Saran yang perlu penulis berikan terkait penelitian yang telah dilakukan, yaitu:

1. Bagi siswa, penerapan konteks dan prinsip kesantunan berbahasa perlu ditingkatkan bukan hanya dengan media komunikasi langsung. Melainkan dengan media pembelajaran sepeti film.
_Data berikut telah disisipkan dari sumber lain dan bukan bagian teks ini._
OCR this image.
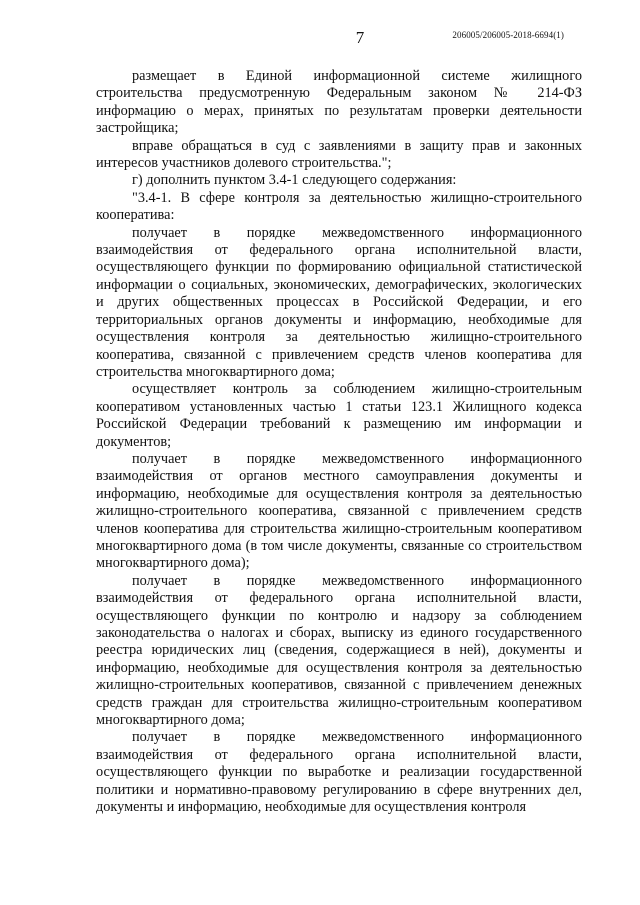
7	206005/206005-2018-6694(1)

размещает в Единой информационной системе жилищного строительства предусмотренную Федеральным законом № 214-ФЗ информацию о мерах, принятых по результатам проверки деятельности застройщика;

вправе обращаться в суд с заявлениями в защиту прав и законных интересов участников долевого строительства.";

г) дополнить пунктом 3.4-1 следующего содержания:

"3.4-1. В сфере контроля за деятельностью жилищно-строительного кооператива:

получает в порядке межведомственного информационного взаимодействия от федерального органа исполнительной власти, осуществляющего функции по формированию официальной статистической информации о социальных, экономических, демографических, экологических и других общественных процессах в Российской Федерации, и его территориальных органов документы и информацию, необходимые для осуществления контроля за деятельностью жилищно-строительного кооператива, связанной с привлечением средств членов кооператива для строительства многоквартирного дома;

осуществляет контроль за соблюдением жилищно-строительным кооперативом установленных частью 1 статьи 123.1 Жилищного кодекса Российской Федерации требований к размещению им информации и документов;

получает в порядке межведомственного информационного взаимодействия от органов местного самоуправления документы и информацию, необходимые для осуществления контроля за деятельностью жилищно-строительного кооператива, связанной с привлечением средств членов кооператива для строительства жилищно-строительным кооперативом многоквартирного дома (в том числе документы, связанные со строительством многоквартирного дома);

получает в порядке межведомственного информационного взаимодействия от федерального органа исполнительной власти, осуществляющего функции по контролю и надзору за соблюдением законодательства о налогах и сборах, выписку из единого государственного реестра юридических лиц (сведения, содержащиеся в ней), документы и информацию, необходимые для осуществления контроля за деятельностью жилищно-строительных кооперативов, связанной с привлечением денежных средств граждан для строительства жилищно-строительным кооперативом многоквартирного дома;

получает в порядке межведомственного информационного взаимодействия от федерального органа исполнительной власти, осуществляющего функции по выработке и реализации государственной политики и нормативно-правовому регулированию в сфере внутренних дел, документы и информацию, необходимые для осуществления контроля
2. Bagi peneliti selanjutnya, penelitian mengenai kesantunan berbahasa perlu diperbanyak mengingat kesantunan berbahasa sangat berguna bagi kehidupan bermasyarakat.

3. Bagi pembelajaran di sekolah, kesantunan berbahasa dapat disisipkan untuk menambah wawwasan dan ilmu siswa berkaitan dengan muatan pendidikan karakter.

4. Bagi pembaca, memperhatikan konteks tutur dan sopan santun berbahasa dalam bermasyarakat perlu ditingkatkan agar hubungan antara peserta tutur dapat terjalin dengan baik.